The Playboy of the Western World, Loft Theatre, Leamington, until March 9.
Classic theatre is often associated with historical significance. And in Irish historical terms, there seem to be few more significant plays than J.M. Synge’s early-1900s pot-stirrer.
Today there is reason to ponder what it offers a modern audience. It has poetry in its language, a colourful hybrid of English and lyrical old Irish speech.
We can also recall the outrage it caused among nationalists and republicans with its insidious nose-thumbing at what was then seen as public morality.
For all that, it’s a bold step by the Loft to attempt to recreate the power and the passions of this Celtic curiosity with its poteen-fuelled blather and constantly irreverent derring-do.

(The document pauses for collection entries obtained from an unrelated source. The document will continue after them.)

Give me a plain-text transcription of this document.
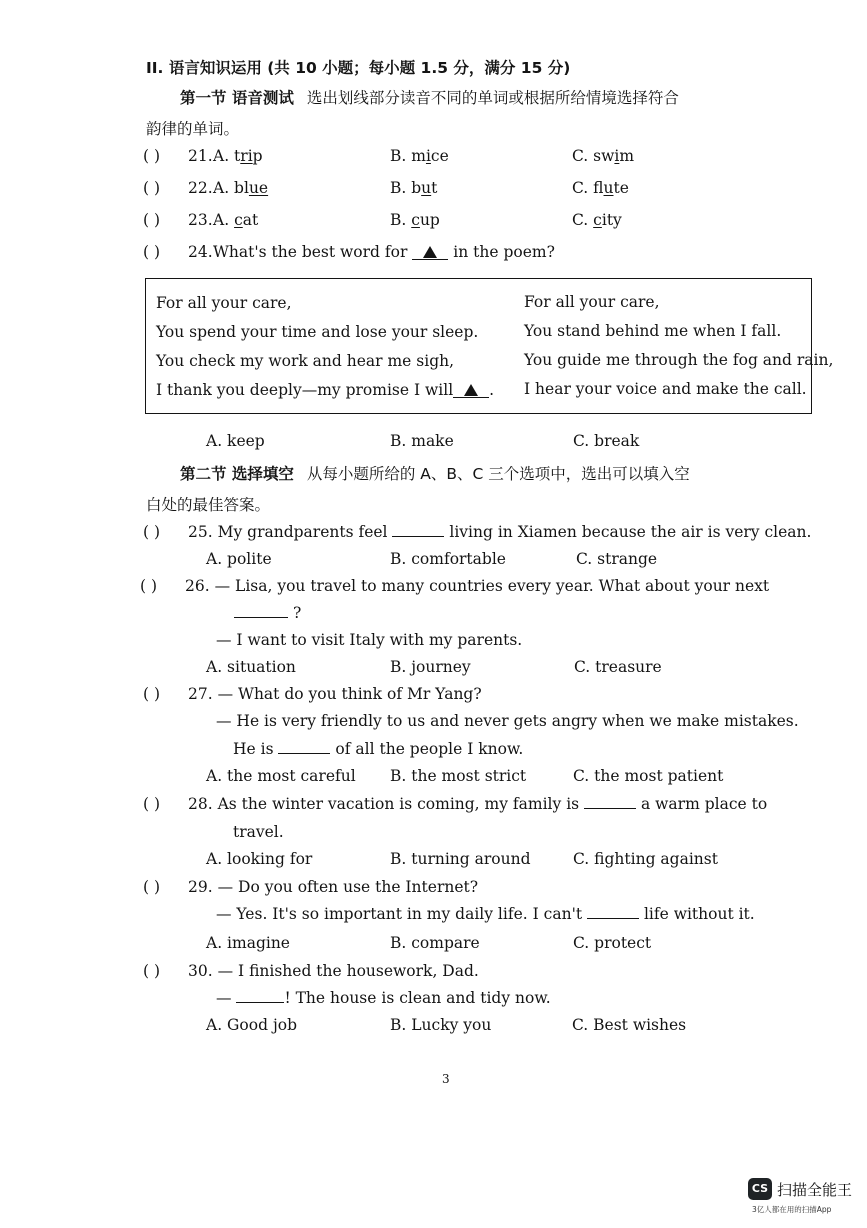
II. 语言知识运用 (共 10 小题；每小题 1.5 分，满分 15 分)
第一节 语音测试 选出划线部分读音不同的单词或根据所给情境选择符合
韵律的单词。
( ) 21. A. trip	B. mice	C. swim
( ) 22. A. blue	B. but	C. flute
( ) 23. A. cat	B. cup	C. city
( ) 24. What's the best word for	in the poem?
For all your care,
You spend your time and lose your sleep.
You check my work and hear me sigh,
I thank you deeply—my promise I will .
For all your care,
You stand behind me when I fall.
You guide me through the fog and rain,
I hear your voice and make the call.
A. keep	B. make	C. break
第二节 选择填空 从每小题所给的 A、B、C 三个选项中，选出可以填入空
白处的最佳答案。
( ) 25. My grandparents feel	living in Xiamen because the air is very clean.
A. polite	B. comfortable	C. strange
( ) 26. — Lisa, you travel to many countries every year. What about your next
?
— I want to visit Italy with my parents.
A. situation	B. journey	C. treasure
( ) 27. — What do you think of Mr Yang?
— He is very friendly to us and never gets angry when we make mistakes.
He is	of all the people I know.
A. the most careful B. the most strict	C. the most patient
( ) 28. As the winter vacation is coming, my family is	a warm place to
travel.
A. looking for	B. turning around	C. fighting against
( ) 29. — Do you often use the Internet?
— Yes. It's so important in my daily life. I can't	life without it.
A. imagine	B. compare	C. protect
( ) 30. — I finished the housework, Dad.
—	! The house is clean and tidy now.
A. Good job	B. Lucky you	C. Best wishes
3
CS 扫描全能王
3亿人都在用的扫描App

At best, it’s bawdy Irish Shakespeare, a delight to the initiated, probably incomprehensible to others. The production by Gus and Mary MacDonald savours this aspect and takes a full-blooded plunge into the issues of whether a young man who claims to have killed his father can be justifiably hero-worshipped or, at a turn of the tide, violently vilified.
From the opening moments of a far-too-long sing-along session, this is Irishness in the extreme. Rightly so, in much of the context, especially whenMary MacDonald’s splendidly calculating Widow Quin starts spreading her tentacles and Tom O’Connor’s confused and wounded countryman is forced in and out of belief in his own sanity. At these points the production hits its most effective notes.
But the humour is sometimes forced and the overall pace falters through weaknesses in the leading roles (Sam Wall and Siobhan Twomey).
Clearly the value of reviving a fabled title such as this has to be acknowledged, but one is left wondering if it’s actually more fun for the performers and company than their audience.
....Savagery and fine words
A brave decision by the Loft to do this difficult play. Its language is lyrical but remote, with classical references (Irish, as well as Roman or Greek).
The behaviour of the characters is strange to modern sensibilities, swinging from suspicion to love to hate in an instant. Rather Shakespearean in fact, as another reviewer on these pages has noted.
Young, handsome, romantic Christy Mahon appears from nowhere in a West of Ireland bar where all the play’s action takes place. He’s killed his father with a loy (hand plough), confessing to which makes the local girls swoon and the men treat him as a hero. But has he really killed his father? If not, what’s Christy up to? The answer, ebbing and flowing, provides the play’s (limited) narrative drive and brings out what Pegeen, our heroine, calls the locals’ savagery.
The Loft’s company has done its usual fine job in mastering this complex text.
Accents are mostly secure and the actors’ delivery pacey and rhythmic as they make a good fist of delivering what WB Yeats (a founder of the Abbey Theatre) said should ‘delight the ear with a continually varied music’.
The older actors (some of whom performed as younger characters in the Loft’s last production of Playboy in 1995 and one of whom, Gus MacDonald, also directs this production) are particularly effective.
In some ways it’s not hard to see why the play caused such a rumpus at his first outing in 1907 at the recently founded Abbey Theatre, reflecting back to its (nationalist) audience a picture of rural Ireland as passive, unforgiving and cruel. On the other hand we struggle to understand how the word ‘shift’ (a woman’s nightgown) could have precipitated a riot. Masterpiece or historical curiosity? Go along and decide for yourself.